Diante do que poderia ser o novo Éden, Deus quis saber se aqueles novos humanos tinham, também, dado nomes a coisas, lugares, objetos. E perguntou como nomearam aquele suave e aconchegante novo jardim. O índio respondeu: “pirá cycaba”. Deus sorriu, feliz pelo índio ter entendido que ali era uma corredeira de peixes, um lugar onde peixes paravam: pirá, peixe; cycaba, colheita, pesca. Um outro, porém, contestou, referindo-se ao Salto: “Piracicaba vem de pihá-ci-quâ-bo (de degrau em degrau, aos golpes)”. De pihá (degrau, escada), ci, partícula distributiva, quâ (golpe) e bo (breve), para exprimir o modo de estar. Pronunciado Pihá-ci’Ca-bo). Deus sorriu ainda mais e abençoou: “Que assim seja: Piracicaba, lugar onde o peixe para, colhedeira de peixes”.

Deus renovou suas esperanças e – pensando no Tigre e no Eufrates – viu, naquele solo, o possível surgimento de uma nova e pequena Mesopotâmia, região banhada por rios e riachos. O índio, sem saber do Éden antigo, contou para Deus aquilo tudo de paradisíaco que já conhecia: um outro rio belíssimo, maior, ao qual cada grupo indígena dava um nome: Anhemby, rio dos nambus; ou Inhembi, rio que corre para baixo; ou Tietê, rio dos canários, rio fundo, rio verdadeiro. Deus aprovou: “Que seja Tietê”.

E, naquela nova Mesopotâmia, os índios contaram ao Criador de lugares já descobertos, nomeados e preservados: Capivary, rio das capivaras; Tupi, o progenitor, que dava nome a diversas tribos; Caiubi, lugar das folhas azuis; Itu, a cachoeira; Ipeúna, onde havia ipês pretos; Ibituruna (Ibitiruna), onde as nuvens eram negras por se confundirem com a montanha escura; Sumaré, lugar de orquídeas; Anhumas, lugar de muitas aves; Corumbataí, o rio povoado de peixes corimbatás; Mombuca, onde se aprende a trabalhar pedras; Mumbuca, lugar de muitas abelhas.

Deus percebeu aquela nova humanidade já familiarizada com o possível outro Paraíso. E perguntou aos habitantes daquele possível novo mundo. “E vocês, como se chamam a si mesmos?” O mais audacioso e valente respondeu: “Eu, paiaguá, fazedor de canoas, canoeiro, defensor deste lugar”.

E, mais tímido, um outro se identificou: “Eu, carijó, meio branco, meio preto.” Mais outro se apresentou: “Eu, caiapó, que trago fogo na mão, incendiário.” (Caiá = queimada; pó = dedo, mão).

O coração de Deus doeu. Toda a natureza lá estava, esplêndida, generosa. E aqueles homens inocentes, mas com tendências já temerárias… Será que tudo iria repetir-se novamente? Deu de ombros e apenas recomendou: “Aprendam a viver no Paraíso. Mas cuidado com a serpente”.

Canto do paiaguá

No princípio, era o rio. E, no vazio, árvores, matas, e flores e cores.

Profundo, o silêncio no espaço imenso, fecundo, denso.

Vozes cantantes, únicas da vida abundante.

Na terra, animaizinhos, aves nos ninhos, voantes, cantantes, onças pintadas, gazelas, veados galhados, azáleas e borboletas: criação em harmonia.

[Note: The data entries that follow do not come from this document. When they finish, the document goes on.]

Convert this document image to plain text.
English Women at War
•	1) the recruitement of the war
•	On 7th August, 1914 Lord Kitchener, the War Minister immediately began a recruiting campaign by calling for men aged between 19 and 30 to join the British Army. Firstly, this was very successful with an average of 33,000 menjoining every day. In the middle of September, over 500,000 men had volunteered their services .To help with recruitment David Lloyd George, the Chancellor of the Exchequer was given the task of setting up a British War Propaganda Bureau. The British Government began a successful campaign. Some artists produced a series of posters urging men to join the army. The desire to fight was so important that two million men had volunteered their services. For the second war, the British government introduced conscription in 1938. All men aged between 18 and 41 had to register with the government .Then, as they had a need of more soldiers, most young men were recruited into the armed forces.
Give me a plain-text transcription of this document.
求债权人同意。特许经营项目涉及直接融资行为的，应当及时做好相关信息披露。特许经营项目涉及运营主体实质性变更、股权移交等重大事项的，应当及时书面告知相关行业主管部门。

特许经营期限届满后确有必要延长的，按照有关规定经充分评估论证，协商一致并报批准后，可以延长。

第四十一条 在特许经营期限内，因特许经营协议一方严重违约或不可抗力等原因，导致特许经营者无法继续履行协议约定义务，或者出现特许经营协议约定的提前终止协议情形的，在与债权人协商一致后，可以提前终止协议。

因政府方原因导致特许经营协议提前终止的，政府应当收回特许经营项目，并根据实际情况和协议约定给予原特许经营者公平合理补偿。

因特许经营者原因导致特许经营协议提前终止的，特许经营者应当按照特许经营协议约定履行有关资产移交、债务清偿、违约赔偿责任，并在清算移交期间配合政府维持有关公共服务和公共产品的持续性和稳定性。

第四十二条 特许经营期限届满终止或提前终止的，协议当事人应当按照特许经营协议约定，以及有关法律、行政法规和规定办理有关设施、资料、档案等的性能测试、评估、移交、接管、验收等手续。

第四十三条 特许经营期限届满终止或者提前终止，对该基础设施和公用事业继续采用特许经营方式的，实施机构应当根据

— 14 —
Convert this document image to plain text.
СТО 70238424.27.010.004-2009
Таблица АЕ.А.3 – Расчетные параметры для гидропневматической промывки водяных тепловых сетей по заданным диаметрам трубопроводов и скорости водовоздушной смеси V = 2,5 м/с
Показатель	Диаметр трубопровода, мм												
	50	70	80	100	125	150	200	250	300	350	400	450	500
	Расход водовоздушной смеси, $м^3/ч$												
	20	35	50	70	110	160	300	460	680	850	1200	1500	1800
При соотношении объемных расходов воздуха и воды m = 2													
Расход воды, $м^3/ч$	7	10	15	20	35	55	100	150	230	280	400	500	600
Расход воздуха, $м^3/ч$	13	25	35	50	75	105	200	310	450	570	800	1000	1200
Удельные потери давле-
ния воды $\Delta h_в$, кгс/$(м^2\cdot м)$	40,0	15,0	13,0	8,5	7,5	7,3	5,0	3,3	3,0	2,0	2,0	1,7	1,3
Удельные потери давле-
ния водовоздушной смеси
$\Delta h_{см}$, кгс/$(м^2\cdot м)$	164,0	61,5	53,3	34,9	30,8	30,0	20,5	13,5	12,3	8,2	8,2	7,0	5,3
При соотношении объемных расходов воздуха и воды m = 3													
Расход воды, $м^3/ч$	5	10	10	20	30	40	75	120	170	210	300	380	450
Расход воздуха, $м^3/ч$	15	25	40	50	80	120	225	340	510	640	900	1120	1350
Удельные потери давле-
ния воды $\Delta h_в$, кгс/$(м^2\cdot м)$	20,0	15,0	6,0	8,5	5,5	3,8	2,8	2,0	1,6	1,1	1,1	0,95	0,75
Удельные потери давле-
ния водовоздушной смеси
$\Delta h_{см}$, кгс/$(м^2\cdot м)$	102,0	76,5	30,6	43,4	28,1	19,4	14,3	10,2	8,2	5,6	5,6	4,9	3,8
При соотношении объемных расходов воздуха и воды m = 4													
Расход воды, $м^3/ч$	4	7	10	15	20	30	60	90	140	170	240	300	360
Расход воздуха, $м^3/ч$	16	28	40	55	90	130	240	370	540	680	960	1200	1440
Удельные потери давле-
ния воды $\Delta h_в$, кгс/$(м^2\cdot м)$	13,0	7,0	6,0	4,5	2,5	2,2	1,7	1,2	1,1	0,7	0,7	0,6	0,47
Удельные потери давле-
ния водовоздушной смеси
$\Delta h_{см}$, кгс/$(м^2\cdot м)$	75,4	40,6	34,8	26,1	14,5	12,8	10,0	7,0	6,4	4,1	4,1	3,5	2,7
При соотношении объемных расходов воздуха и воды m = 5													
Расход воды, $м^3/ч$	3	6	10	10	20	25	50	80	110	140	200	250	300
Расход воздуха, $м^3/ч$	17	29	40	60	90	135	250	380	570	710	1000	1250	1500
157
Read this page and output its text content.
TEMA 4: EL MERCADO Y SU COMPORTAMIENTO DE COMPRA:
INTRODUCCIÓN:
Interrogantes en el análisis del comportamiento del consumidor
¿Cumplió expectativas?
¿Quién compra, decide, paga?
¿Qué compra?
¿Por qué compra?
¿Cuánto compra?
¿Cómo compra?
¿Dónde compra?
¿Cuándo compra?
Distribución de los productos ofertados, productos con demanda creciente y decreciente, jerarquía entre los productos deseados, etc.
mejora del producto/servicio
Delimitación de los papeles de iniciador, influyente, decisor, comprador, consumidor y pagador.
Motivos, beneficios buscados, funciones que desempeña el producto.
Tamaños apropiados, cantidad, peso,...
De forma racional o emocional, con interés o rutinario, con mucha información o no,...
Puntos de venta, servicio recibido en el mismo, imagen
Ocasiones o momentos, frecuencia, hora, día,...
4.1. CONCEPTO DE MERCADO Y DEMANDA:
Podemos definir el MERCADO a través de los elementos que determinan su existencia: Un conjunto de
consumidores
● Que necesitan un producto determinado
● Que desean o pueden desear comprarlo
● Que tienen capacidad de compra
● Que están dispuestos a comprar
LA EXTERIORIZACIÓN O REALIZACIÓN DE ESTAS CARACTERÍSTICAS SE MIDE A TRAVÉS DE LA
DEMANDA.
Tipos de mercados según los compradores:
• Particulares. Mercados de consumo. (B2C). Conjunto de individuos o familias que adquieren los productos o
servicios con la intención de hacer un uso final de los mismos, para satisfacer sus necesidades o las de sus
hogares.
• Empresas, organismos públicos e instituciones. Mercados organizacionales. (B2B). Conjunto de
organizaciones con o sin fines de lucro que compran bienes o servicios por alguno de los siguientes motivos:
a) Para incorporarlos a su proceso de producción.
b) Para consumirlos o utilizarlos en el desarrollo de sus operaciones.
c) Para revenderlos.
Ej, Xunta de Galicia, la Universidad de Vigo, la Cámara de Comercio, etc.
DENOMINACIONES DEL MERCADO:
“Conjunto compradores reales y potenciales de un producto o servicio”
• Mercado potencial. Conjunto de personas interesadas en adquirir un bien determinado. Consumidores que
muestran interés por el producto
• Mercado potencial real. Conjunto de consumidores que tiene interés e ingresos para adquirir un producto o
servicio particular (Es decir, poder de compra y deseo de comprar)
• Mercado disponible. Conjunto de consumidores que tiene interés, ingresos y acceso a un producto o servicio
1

Epifania.

No princípio, era o rio. Murmúrio misterioso.

Querendo mais consolar e ser consolado, amar e ser amado.

Murmúrio choroso chegando-me aos ouvidos quando, à toa, eu tecia minha canoa.

Eu, paiaguá, solitário, entendi ser o pranto – no silêncio do sacrário – um canto da criação. Transformação.